Como foi seu início na TAM?

Naquele momento a TAM possuía 4 Fokker-27 e 12 Embraer 110 Bandeirante com base em São Paulo. Era uma companhia puramente regional, com voos para o interior de São Paulo e Mato Grosso. Com o tempo e a experiência, me tornei comandante, instrutor e chefe de equipamentos. Segui o caminho normal. Fiquei dois anos no Fokker-27, depois voei o Fokker-50. Tivemos um serviço de ponte aérea chamado “Primeira Classe”, na rota Rio-São Paulo, um atendimento impecável. Com a chegada de novas concessões de linha, apareceram outros destinos, como Belo Horizonte, Curitiba e Uberlândia.

 

No década de 90, o Fokker 100 teve seu auge, tendo a companhia brasileira como ‘porta-bandeira’ a nível mundial. Como foi viver essa época?

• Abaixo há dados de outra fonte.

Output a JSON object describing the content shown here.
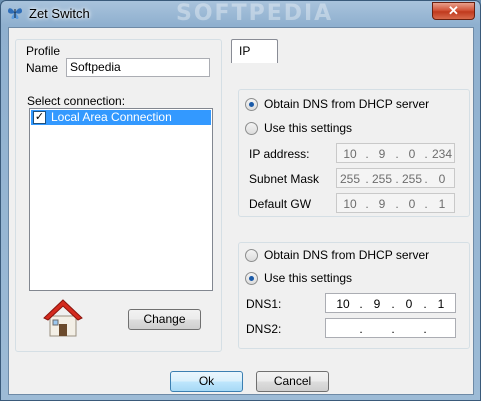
{
  "window": {
    "title": "Zet Switch",
    "watermark": "SOFTPEDIA",
    "close_glyph": "✕"
  },
  "profile": {
    "caption": "Profile",
    "name_label": "Name",
    "name_value": "Softpedia",
    "select_label": "Select connection:",
    "connections": [
      {
        "label": "Local Area Connection",
        "checked": true,
        "selected": true
      }
    ],
    "change_label": "Change"
  },
  "tabs": [
    {
      "label": "IP",
      "active": true
    }
  ],
  "ip_group": {
    "radio_dhcp": "Obtain DNS from DHCP server",
    "radio_manual": "Use this settings",
    "selected": "dhcp",
    "ip_label": "IP address:",
    "ip_value": [
      "10",
      "9",
      "0",
      "234"
    ],
    "mask_label": "Subnet Mask",
    "mask_value": [
      "255",
      "255",
      "255",
      "0"
    ],
    "gw_label": "Default GW",
    "gw_value": [
      "10",
      "9",
      "0",
      "1"
    ]
  },
  "dns_group": {
    "radio_dhcp": "Obtain DNS from DHCP server",
    "radio_manual": "Use this settings",
    "selected": "manual",
    "dns1_label": "DNS1:",
    "dns1_value": [
      "10",
      "9",
      "0",
      "1"
    ],
    "dns2_label": "DNS2:",
    "dns2_value": [
      "",
      "",
      "",
      ""
    ]
  },
  "buttons": {
    "ok": "Ok",
    "cancel": "Cancel"
  },
  "icons": {
    "app": "butterfly-icon",
    "home": "home-icon",
    "check": "✓"
  },
  "colors": {
    "selection": "#3399ff",
    "close": "#c03a1e"
  }
}
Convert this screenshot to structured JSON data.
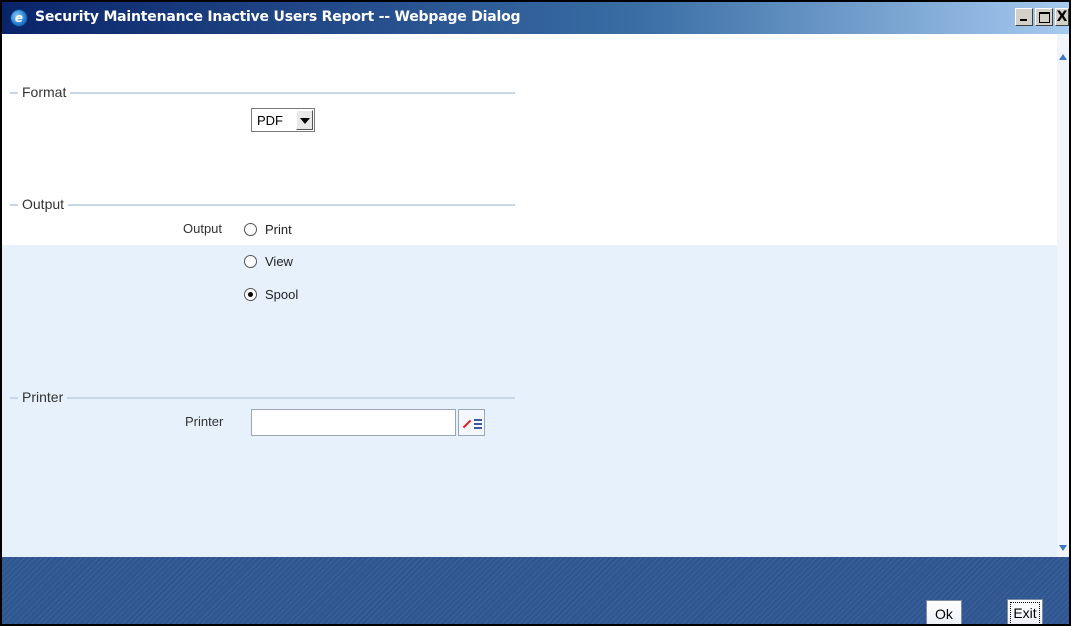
{
  "window": {
    "title": "Security Maintenance Inactive Users Report -- Webpage Dialog",
    "icon": "ie-icon",
    "controls": [
      "minimize-icon",
      "maximize-icon",
      "close-icon"
    ],
    "close_glyph": "X"
  },
  "format": {
    "section_label": "Format",
    "select_value": "PDF"
  },
  "output": {
    "section_label": "Output",
    "field_label": "Output",
    "options": [
      {
        "label": "Print",
        "checked": false
      },
      {
        "label": "View",
        "checked": false
      },
      {
        "label": "Spool",
        "checked": true
      }
    ]
  },
  "printer": {
    "section_label": "Printer",
    "field_label": "Printer",
    "value": ""
  },
  "footer": {
    "ok_label": "Ok",
    "exit_label": "Exit"
  },
  "colors": {
    "footer_bg": "#2f5690",
    "form_bg": "#e6f1fb",
    "section_line": "#c6d6e8"
  }
}
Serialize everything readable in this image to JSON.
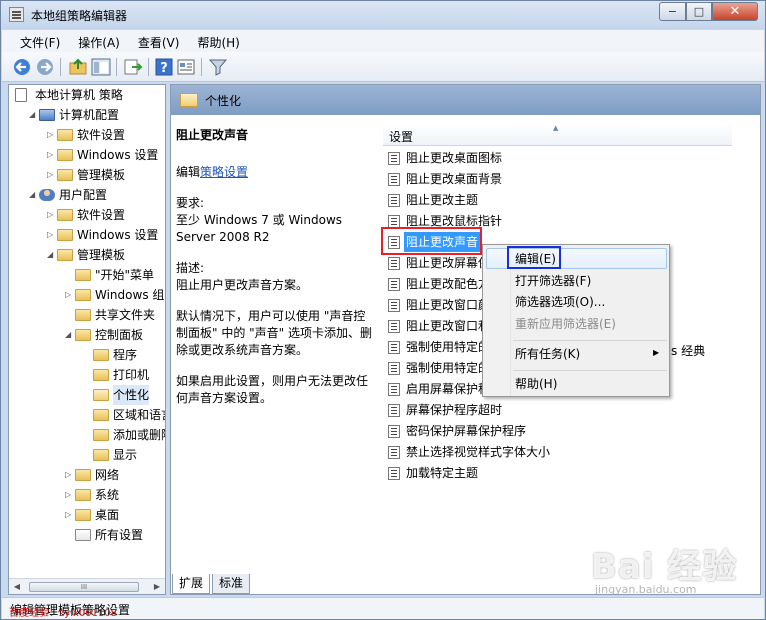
{
  "window": {
    "title": "本地组策略编辑器",
    "min_glyph": "−",
    "max_glyph": "□",
    "close_glyph": "✕"
  },
  "menu": [
    "文件(F)",
    "操作(A)",
    "查看(V)",
    "帮助(H)"
  ],
  "tree": {
    "items": [
      {
        "label": "本地计算机 策略",
        "level": 0,
        "exp": "",
        "icon": "policy"
      },
      {
        "label": "计算机配置",
        "level": 1,
        "exp": "◢",
        "icon": "computer"
      },
      {
        "label": "软件设置",
        "level": 2,
        "exp": "▷",
        "icon": "folder"
      },
      {
        "label": "Windows 设置",
        "level": 2,
        "exp": "▷",
        "icon": "folder"
      },
      {
        "label": "管理模板",
        "level": 2,
        "exp": "▷",
        "icon": "folder"
      },
      {
        "label": "用户配置",
        "level": 1,
        "exp": "◢",
        "icon": "user"
      },
      {
        "label": "软件设置",
        "level": 2,
        "exp": "▷",
        "icon": "folder"
      },
      {
        "label": "Windows 设置",
        "level": 2,
        "exp": "▷",
        "icon": "folder"
      },
      {
        "label": "管理模板",
        "level": 2,
        "exp": "◢",
        "icon": "folder"
      },
      {
        "label": "\"开始\"菜单",
        "level": 3,
        "exp": "",
        "icon": "folder"
      },
      {
        "label": "Windows 组件",
        "level": 3,
        "exp": "▷",
        "icon": "folder"
      },
      {
        "label": "共享文件夹",
        "level": 3,
        "exp": "",
        "icon": "folder"
      },
      {
        "label": "控制面板",
        "level": 3,
        "exp": "◢",
        "icon": "folder"
      },
      {
        "label": "程序",
        "level": 4,
        "exp": "",
        "icon": "folder"
      },
      {
        "label": "打印机",
        "level": 4,
        "exp": "",
        "icon": "folder"
      },
      {
        "label": "个性化",
        "level": 4,
        "exp": "",
        "icon": "folder-open",
        "selected": true
      },
      {
        "label": "区域和语言",
        "level": 4,
        "exp": "",
        "icon": "folder"
      },
      {
        "label": "添加或删除",
        "level": 4,
        "exp": "",
        "icon": "folder"
      },
      {
        "label": "显示",
        "level": 4,
        "exp": "",
        "icon": "folder"
      },
      {
        "label": "网络",
        "level": 3,
        "exp": "▷",
        "icon": "folder"
      },
      {
        "label": "系统",
        "level": 3,
        "exp": "▷",
        "icon": "folder"
      },
      {
        "label": "桌面",
        "level": 3,
        "exp": "▷",
        "icon": "folder"
      },
      {
        "label": "所有设置",
        "level": 3,
        "exp": "",
        "icon": "settings"
      }
    ],
    "scroll_left": "◀",
    "scroll_right": "▶",
    "scroll_thumb": "III"
  },
  "header": {
    "title": "个性化"
  },
  "description": {
    "heading": "阻止更改声音",
    "edit_prefix": "编辑",
    "edit_link": "策略设置",
    "req_label": "要求:",
    "req_text": "至少 Windows 7 或 Windows Server 2008 R2",
    "desc_label": "描述:",
    "desc_text": "阻止用户更改声音方案。",
    "body1": "默认情况下，用户可以使用 \"声音控制面板\" 中的 \"声音\" 选项卡添加、删除或更改系统声音方案。",
    "body2": "如果启用此设置，则用户无法更改任何声音方案设置。"
  },
  "list": {
    "header": "设置",
    "sort_glyph": "▲",
    "items": [
      "阻止更改桌面图标",
      "阻止更改桌面背景",
      "阻止更改主题",
      "阻止更改鼠标指针",
      "阻止更改声音",
      "阻止更改屏幕保",
      "阻止更改配色方",
      "阻止更改窗口颜",
      "阻止更改窗口和",
      "强制使用特定的",
      "强制使用特定的",
      "启用屏幕保护程",
      "屏幕保护程序超时",
      "密码保护屏幕保护程序",
      "禁止选择视觉样式字体大小",
      "加载特定主题"
    ],
    "selected_index": 4,
    "tail_text": "s 经典"
  },
  "context_menu": {
    "items": [
      {
        "label": "编辑(E)",
        "disabled": false
      },
      {
        "label": "打开筛选器(F)",
        "disabled": false
      },
      {
        "label": "筛选器选项(O)...",
        "disabled": false
      },
      {
        "label": "重新应用筛选器(E)",
        "disabled": true
      },
      {
        "label": "所有任务(K)",
        "disabled": false,
        "submenu": true
      },
      {
        "label": "帮助(H)",
        "disabled": false
      }
    ],
    "submenu_glyph": "▶"
  },
  "tabs": [
    "扩展",
    "标准"
  ],
  "status": {
    "text": "编辑管理模板策略设置",
    "watermark": "百度经验：zylx001108"
  },
  "branding": {
    "baidu": "Bai 经验",
    "url": "jingyan.baidu.com"
  },
  "colors": {
    "accent": "#3399ff",
    "red_highlight": "#e8202a",
    "blue_highlight": "#1a2fd8"
  }
}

Nele [Fokker 100] também me tornei comandante e instrutor, após realizar toda a bateria de cursos na Holanda. Voei bastante tempo nele, no momento em que a companhia chegou a ser a maior operadora desse equipamento no mundo. Além de ter sido nosso carro-chefe por muitos anos, o Fokker 100 ajudou a levar o nome TAM para todos os cantos do país.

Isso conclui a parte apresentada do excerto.